At a glance
LSC Italy sells into multiple international markets through a partner network. We stood up a clean Sales Cloud instance that finally gave them one pipeline view across countries, partners and product lines, and made the partners themselves want to use it.
- Sector
- Life Sciences Consulting
- Location
- Milan and international offices
- Timeframe
- 1 month to live, 2 further months of training and adoption
What we implemented
What we integrated
What we learned
- Design for the partners first. Head-office reporting comes as a by-product, not the goal.
- Common stage model beats bespoke pipelines. Same words, same forecast.
- Local champions in every country are the cheapest and most effective adoption programme you can run.
- Shared account visibility is worth more than any dashboard.
Who they are
LSC (Lifesciences Consultants) helps medical device, diagnostics and biopharma companies get new products to market: commercial strategy, market access, the work that decides whether a good product actually reaches patients. It's a global business run from offices including Milan, selling sophisticated engagements across the US, Europe and emerging markets.

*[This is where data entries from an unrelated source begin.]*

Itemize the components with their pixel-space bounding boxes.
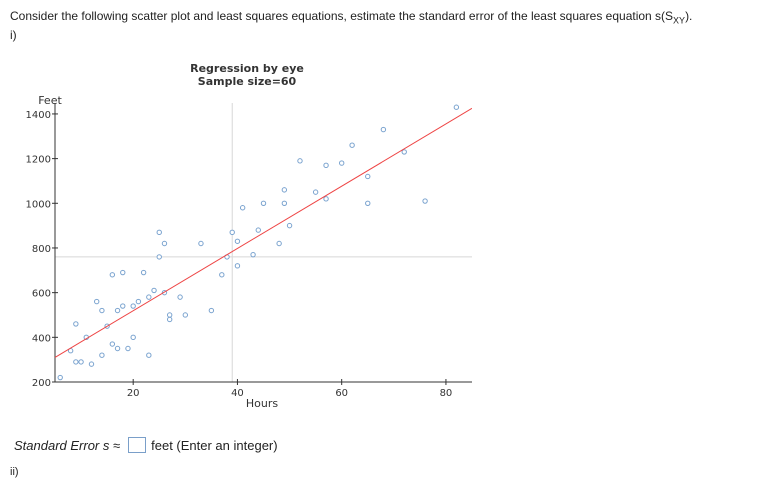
chart-subtitle: Sample size=60 [198,75,297,88]
data-point [323,196,329,202]
data-point [151,287,157,294]
data-point [401,149,407,155]
y-tick-label: 600 [32,289,51,300]
data-point [130,303,136,309]
data-point [312,189,319,195]
data-point [166,312,173,318]
data-point [208,307,215,314]
data-point [338,160,345,166]
data-point [130,334,136,341]
x-tick-label: 60 [335,388,348,399]
data-point [365,200,371,206]
data-point [73,321,79,327]
data-point [109,341,116,347]
data-point [140,269,147,276]
data-point [156,229,162,236]
data-point [161,240,168,247]
data-point [114,345,121,352]
data-point [349,142,355,148]
scatter-plot: Regression by eye Sample size=60 Feet Ho… [26,62,472,407]
y-tick-label: 200 [32,378,51,389]
question-subscript: XY [673,15,686,26]
question-text-main: Consider the following scatter plot and … [10,9,674,23]
data-point [297,158,303,164]
x-tick-label: 20 [127,388,140,399]
answer-unit-hint: feet (Enter an integer) [151,437,278,453]
data-point [229,229,235,236]
data-point [166,316,173,323]
data-point [146,352,152,358]
data-point [146,294,152,300]
data-point [156,254,162,260]
data-point [323,162,329,169]
y-tick-label: 1000 [26,199,51,210]
data-point [239,205,246,211]
data-point [120,269,126,276]
data-point [219,272,225,278]
data-point [99,352,105,358]
x-tick-label: 80 [440,388,453,399]
data-point [281,187,288,193]
part-label: i) [10,28,17,42]
data-point [286,222,293,229]
question-text: Consider the following scatter plot and … [10,9,692,28]
scatter-plot-panel: Regression by eye Sample size=60 Feet Ho… [12,57,472,407]
data-point [109,272,116,278]
data-point [234,238,241,244]
data-point [281,200,288,206]
regression-line [54,107,472,358]
data-point [380,126,387,133]
data-point [198,240,204,247]
standard-error-input[interactable] [128,437,147,453]
y-tick-label: 1200 [26,155,51,166]
y-axis-label: Feet [38,94,62,107]
data-point [453,104,460,110]
data-point [177,294,183,300]
y-tick-label: 400 [32,333,51,344]
data-point [120,303,126,309]
y-tick-label: 800 [32,244,51,255]
chart-title: Regression by eye [190,62,304,75]
data-point [276,240,282,247]
data-point [365,173,371,180]
data-point [182,312,189,318]
answer-row: Standard Error s ≈ feet (Enter an intege… [14,435,278,455]
data-point [57,374,63,381]
data-point [422,198,428,204]
standard-error-label: Standard Error s ≈ [14,437,121,453]
data-point [250,251,256,258]
data-point [260,200,267,206]
y-tick-label: 1400 [26,110,51,121]
data-point [255,227,261,233]
data-point [94,298,100,305]
data-point [125,345,131,352]
data-point [88,361,95,367]
data-point [135,298,142,305]
x-tick-label: 40 [231,388,244,399]
next-part-label: ii) [10,466,19,478]
data-point [78,359,84,365]
data-point [234,263,241,269]
question-text-end: ). [685,9,693,23]
data-point [99,307,105,314]
data-point [114,307,121,314]
data-point [73,359,79,365]
x-axis-label: Hours [246,397,278,407]
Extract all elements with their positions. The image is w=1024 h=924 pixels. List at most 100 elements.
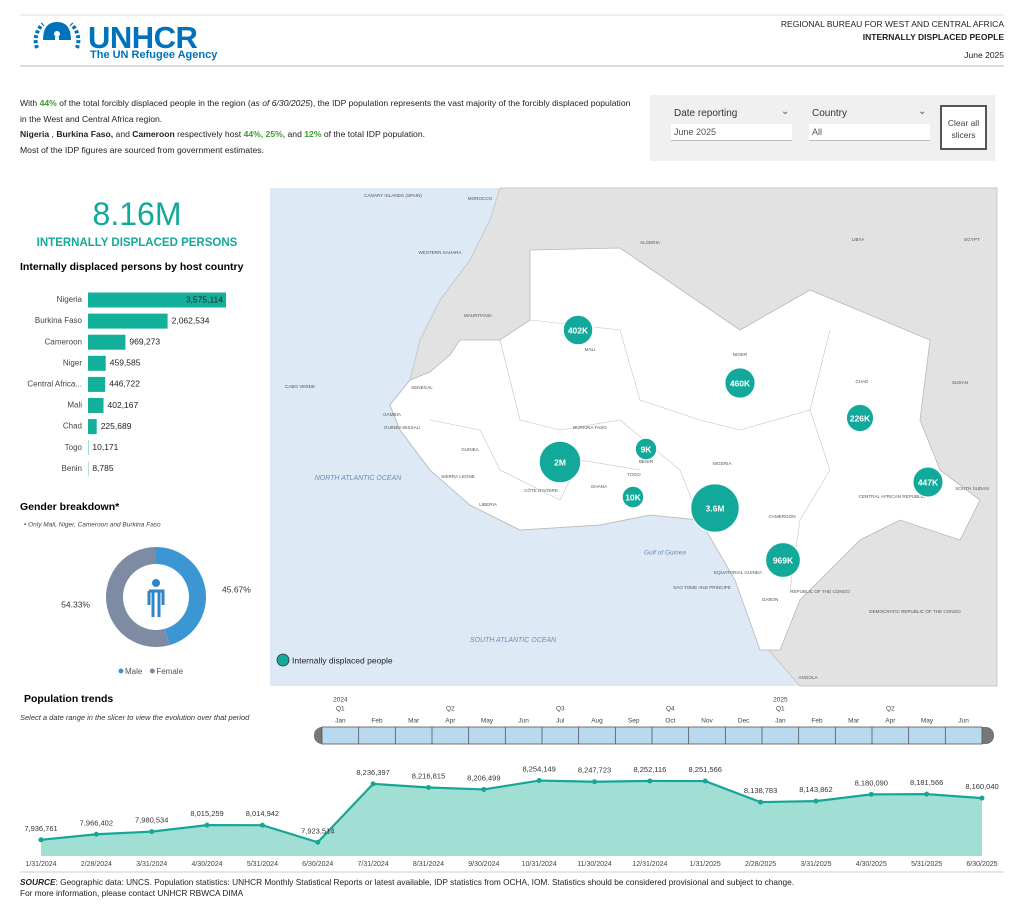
text: ), the IDP population represents the vas… [20, 98, 631, 124]
text: 12% [304, 129, 322, 139]
water-label: SOUTH ATLANTIC OCEAN [470, 637, 557, 644]
country-label: CAMEROON [768, 514, 795, 519]
logo-name: UNHCR [88, 20, 198, 55]
bubble-label: 10K [625, 492, 641, 502]
value-label: 225,689 [101, 421, 132, 431]
map-bubble [765, 542, 801, 578]
value-label: 8,785 [92, 463, 114, 473]
value-label: 969,273 [129, 336, 160, 346]
contact: For more information, please contact UNH… [20, 888, 244, 898]
month-label: Jul [556, 718, 565, 725]
map-bubble [621, 485, 645, 509]
country-label: CHAD [855, 379, 869, 384]
x-tick-label: 11/30/2024 [577, 861, 612, 868]
x-tick-label: 12/31/2024 [632, 861, 667, 868]
clear-label[interactable]: Clear all slicers [947, 118, 980, 140]
month-label: Sep [628, 718, 640, 725]
country-label: GAMBIA [383, 412, 402, 417]
value-label: 446,722 [109, 379, 140, 389]
category-label: Burkina Faso [35, 316, 83, 325]
logo-icon [33, 22, 81, 49]
bar [88, 376, 106, 392]
map-borders [429, 419, 641, 501]
x-tick-label: 2/28/2025 [745, 861, 776, 868]
x-tick-label: 6/30/2024 [302, 861, 333, 868]
value-label: 459,585 [110, 358, 141, 368]
country-dropdown[interactable]: All [809, 124, 930, 141]
country-label: GHANA [591, 484, 608, 489]
country-label: SENEGAL [411, 385, 433, 390]
map-bubble [724, 367, 756, 399]
country-label: CABO VERDE [285, 384, 315, 389]
bubble-label: 226K [850, 413, 871, 423]
bar [88, 398, 104, 413]
month-label: Jan [775, 718, 786, 725]
bubble-label: 402K [568, 325, 589, 335]
x-tick-label: 9/30/2024 [468, 861, 499, 868]
bar [88, 355, 106, 371]
quarter-label: Q3 [556, 706, 565, 713]
value-label: 8,014,942 [246, 809, 279, 818]
month-label: Jun [518, 718, 529, 725]
country-label: NIGERIA [713, 461, 733, 466]
month-label: Mar [408, 718, 420, 725]
bubble-label: 460K [730, 378, 751, 388]
month-label: Aug [591, 718, 603, 725]
value-label: 8,181,566 [910, 778, 943, 787]
icon [152, 579, 160, 587]
point [647, 778, 653, 784]
category-label: Togo [65, 443, 83, 452]
area [41, 780, 982, 856]
point [592, 779, 598, 785]
slicer-label: Country [812, 108, 848, 119]
map-bubble [845, 403, 875, 433]
x-tick-label: 2/28/2024 [81, 861, 112, 868]
quarter-label: Q1 [776, 706, 785, 713]
map-bubble [690, 483, 740, 533]
water-label: Gulf of Guinea [644, 550, 686, 557]
water-label: NORTH ATLANTIC OCEAN [315, 475, 403, 482]
value-label: 402,167 [108, 400, 139, 410]
country-label: GUINEA [461, 447, 480, 452]
x-tick-label: 5/31/2024 [247, 861, 278, 868]
map-bubble [562, 314, 594, 346]
chevron: ⌄ [781, 106, 790, 117]
slice-label: 45.67% [222, 584, 251, 594]
country-label: SOUTH SUDAN [955, 486, 988, 491]
bar [88, 292, 226, 308]
year-label: 2024 [333, 697, 348, 704]
legend-label: Internally displaced people [292, 655, 393, 665]
chart-title: Gender breakdown* [20, 501, 120, 513]
text: respectively host [174, 129, 244, 139]
clear-button[interactable] [940, 105, 987, 150]
text: Burkina Faso, [56, 129, 114, 139]
text: With [20, 98, 40, 108]
x-tick-label: 7/31/2024 [358, 861, 389, 868]
value-label: 8,160,040 [965, 782, 998, 791]
month-label: Mar [848, 718, 860, 725]
bubble-label: 969K [773, 555, 794, 565]
legend-marker [118, 668, 124, 674]
month-label: May [921, 718, 934, 725]
text: : Geographic data: UNCS. Population stat… [55, 877, 795, 887]
slice-label: 54.33% [61, 599, 90, 609]
date-dropdown[interactable]: June 2025 [671, 124, 792, 141]
category-label: Niger [63, 358, 82, 367]
value-label: 8,254,149 [522, 765, 555, 774]
country-label: BURKINA FASO [573, 425, 607, 430]
kpi-value: 8.16M [92, 196, 182, 232]
country-label: REPUBLIC OF THE CONGO [790, 589, 850, 594]
icon [147, 589, 165, 617]
month-label: Apr [445, 718, 456, 725]
intro-p3: Most of the IDP figures are sourced from… [20, 144, 264, 155]
source: SOURCE: Geographic data: UNCS. Populatio… [20, 877, 1010, 888]
x-tick-label: 10/31/2024 [522, 861, 557, 868]
value-label: 8,206,499 [467, 773, 500, 782]
map-bubble [634, 437, 658, 461]
country-label: EQUATORIAL GUINEA [714, 570, 763, 575]
country-label: DEMOCRATIC REPUBLIC OF THE CONGO [869, 609, 961, 614]
intro-p1: With 44% of the total forcibly displaced… [20, 96, 635, 127]
point [979, 795, 985, 801]
text: 44%, 25%, [243, 129, 286, 139]
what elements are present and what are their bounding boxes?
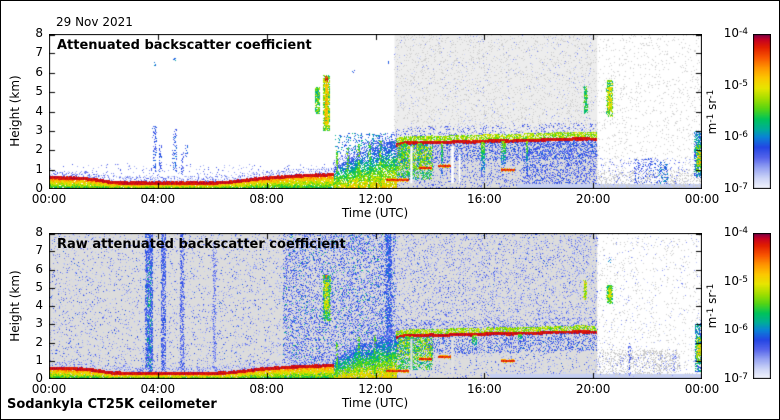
x-tick-label: 16:00	[467, 382, 502, 396]
panel1-title: Attenuated backscatter coefficient	[57, 38, 312, 53]
colorbar-tick-label: 10-4	[723, 26, 748, 40]
x-tick-label: 00:00	[31, 382, 67, 396]
colorbar-tick-label: 10-7	[723, 181, 748, 195]
x-tick-label: 04:00	[140, 382, 176, 396]
colorbar-tick-label: 10-6	[723, 129, 748, 144]
colorbar-tick-label: 10-7	[723, 371, 748, 385]
colorbar-tick-label: 10-5	[723, 77, 748, 92]
attenuated-backscatter-heatmap	[49, 34, 702, 189]
x-tick-label: 16:00	[467, 192, 502, 206]
x-tick-label: 08:00	[249, 192, 284, 206]
x-tick-label: 00:00	[684, 382, 720, 396]
y-tick-label: 1	[35, 161, 43, 176]
x-tick-label: 12:00	[358, 192, 393, 206]
y-tick-label: 6	[35, 261, 43, 276]
y-tick-label: 8	[35, 225, 43, 239]
y-tick-label: 1	[35, 352, 43, 367]
colorbar-tick-label: 10-4	[723, 225, 748, 239]
y-tick-label: 7	[35, 45, 43, 60]
y-tick-label: 0	[35, 181, 43, 195]
y-tick-label: 5	[35, 279, 43, 294]
y-tick-label: 5	[35, 84, 43, 99]
y-tick-label: 3	[35, 122, 43, 137]
panel2-title: Raw attenuated backscatter coefficient	[57, 237, 346, 252]
colorbar-tick-label: 10-5	[723, 273, 748, 288]
colorbar-2	[753, 233, 771, 379]
y-tick-label: 0	[35, 371, 43, 385]
panel2-xlabel: Time (UTC)	[341, 396, 409, 410]
colorbar-1	[753, 34, 771, 189]
date-label: 29 Nov 2021	[56, 15, 133, 29]
y-tick-label: 2	[35, 334, 43, 349]
y-tick-label: 8	[35, 26, 43, 40]
colorbar-unit-label: m-1 sr-1	[705, 283, 719, 329]
x-tick-label: 00:00	[31, 192, 67, 206]
x-tick-label: 08:00	[249, 382, 284, 396]
y-tick-label: 6	[35, 64, 43, 79]
x-tick-label: 04:00	[140, 192, 176, 206]
footer-station-label: Sodankyla CT25K ceilometer	[7, 397, 217, 412]
x-tick-label: 12:00	[358, 382, 393, 396]
y-tick-label: 3	[35, 316, 43, 331]
y-tick-label: 7	[35, 243, 43, 258]
y-tick-label: 4	[35, 103, 43, 118]
y-tick-label: 4	[35, 298, 43, 312]
y-tick-label: 2	[35, 142, 43, 157]
x-tick-label: 20:00	[575, 382, 611, 396]
colorbar-unit-label: m-1 sr-1	[705, 89, 719, 134]
raw-attenuated-backscatter-heatmap	[49, 233, 702, 379]
x-tick-label: 00:00	[684, 192, 720, 206]
panel1-xlabel: Time (UTC)	[341, 206, 409, 220]
x-tick-label: 20:00	[575, 192, 611, 206]
colorbar-tick-label: 10-6	[723, 322, 748, 337]
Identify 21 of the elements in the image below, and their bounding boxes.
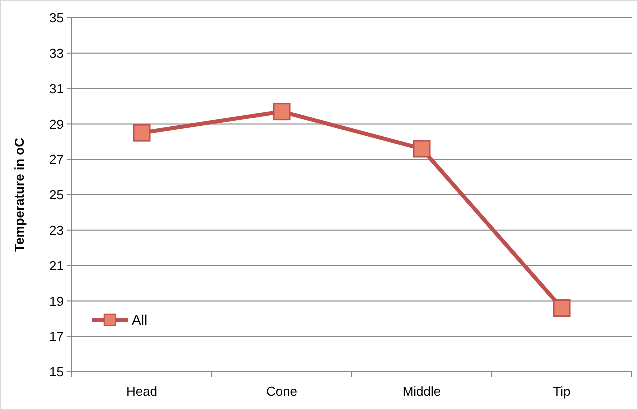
y-tick-label: 17: [50, 329, 64, 344]
x-tick-label: Tip: [553, 384, 571, 399]
y-tick-label: 23: [50, 222, 64, 238]
y-tick-label: 15: [50, 364, 64, 380]
legend-label: All: [132, 312, 148, 328]
point: [273, 103, 291, 121]
y-tick-label: 21: [50, 258, 64, 274]
y-tick-label: 25: [50, 188, 64, 203]
y-tick-label: 27: [50, 152, 64, 168]
y-tick-label: 31: [50, 81, 64, 96]
y-tick-label: 29: [50, 116, 64, 132]
x-tick-label: Middle: [402, 384, 442, 399]
y-tick-label: 19: [50, 294, 64, 309]
x-tick-label: Head: [126, 384, 158, 399]
y-tick-label: 33: [50, 46, 64, 61]
point: [553, 300, 571, 318]
point: [413, 140, 431, 158]
x-tick-label: Cone: [266, 384, 298, 399]
y-axis-title: Temperature in oC: [12, 137, 27, 252]
point: [133, 124, 151, 142]
y-tick-label: 35: [50, 10, 64, 26]
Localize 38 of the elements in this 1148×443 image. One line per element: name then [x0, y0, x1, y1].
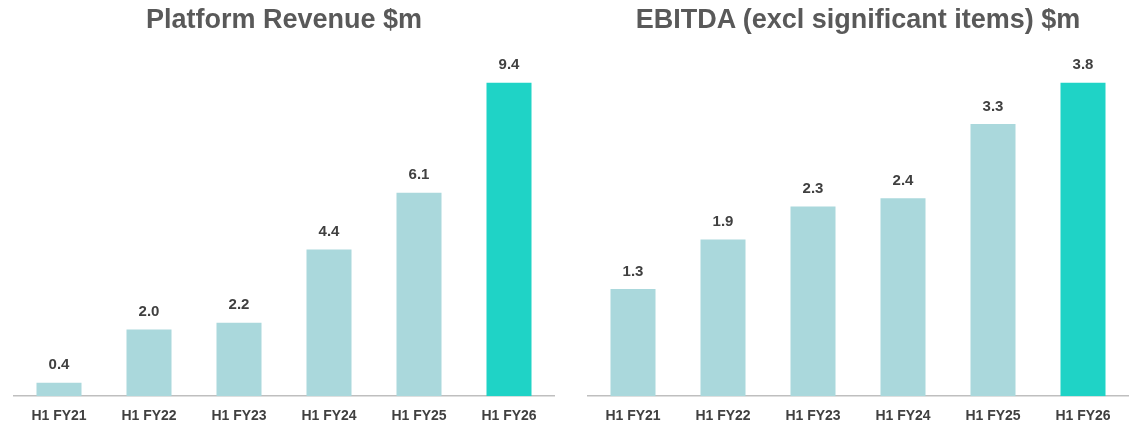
x-tick-label: H1 FY25	[391, 407, 447, 424]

Selling that way creates a particular problem. Around twenty salespeople pursuing deals in several countries and several currencies, and all of it tracked in spreadsheets. Each person could see their own slice. Nobody could see the whole.
What wasn't working
The spreadsheets had reached their limit. Data lived in different versions in different hands, so the numbers rarely agreed with each other, and leadership had no reliable way to give the sales team strategic oversight: where effort was going, what it was producing, which markets deserved more of it. LSC wanted one centralised system for all sales operations, international from day one, with dashboards that showed both the effort going in and the results coming out.
What it was like to work with us
The hardest part wasn't the software. It was the word "lead".
At LSC, "lead" meant anything that wasn't signed yet. A ten-year client discussing a new engagement was a lead. A company was a lead. And because of how that had been set up, each company could only be one lead at a time, so the mapping between leads and actual accounts was never clear. There was no concept of an opportunity at all.
There was also a subtlety in how the team is managed: salespeople at LSC are targeted on the number and type of interactions they generate, not only on closed revenue. Whatever we designed had to measure effort in those terms, not just outcomes.
So we proposed a different vocabulary: leads that convert, accounts that persist, opportunities, quotes and orders. That meant retraining people who had worked the old way for years, and in the first weeks it generated real confusion. It also became a new habit faster than anyone expected, and it's the change the client felt most: with the concepts separated, transparency, clarity and control over the sales data improved dramatically. The two months of training and adoption support we contracted alongside the build were for exactly this, and they were not the optional extra they might look like on a quote.
What we put in place
This was a from-scratch Sales Cloud implementation, and starting clean was an advantage: no legacy configuration to work around, and a chance to fix the sales process before automating any of it.
The org runs multi-currency and multi-language, because a pipeline that spans countries is only trustworthy when a deal in dollars and a deal in euros roll up into one honest number. Where standard configuration wasn't enough we wrote custom automation in Apex, particularly around lead assignment and lead-to-opportunity conversion, so that promising conversations become properly tracked deals in a couple of clicks rather than a chore people postpone.
We also wired Salesforce into the tools the team actually prospects with. Salespeople build lists in LinkedIn Sales Navigator and import them into Salesforce to work them. When someone wants a targeted person assigned to them, they request authorisation in Salesforce and an administrator approves it: a lightweight control that keeps twenty hunters from treading on each other's ground. Outlook integration logs the email trail against the right records as they go.
Where it got them
Sales operations now live in one system instead of a folder of competing spreadsheets. Leads arrive, get assigned through the approval flow, and either convert or close with a reason attached. Managers read the pipeline across countries and currencies without assembling it first, and the dashboards answer both questions LSC's targets are built on: is the effort happening, and is it turning into work?
Implementation took one month. Training and adoption support ran for two more under a separate but related contract, and the engagement closed with a five-out-of-five customer satisfaction score through Salesforce.
What's next
If your firm sells knowledge-work internationally and the pipeline lives in personal spreadsheets, where "lead" means everything and therefore nothing, this is roughly what fixing it looks like.
In their words
“The platform earned its place with the partners first. That is why the reporting side actually works.”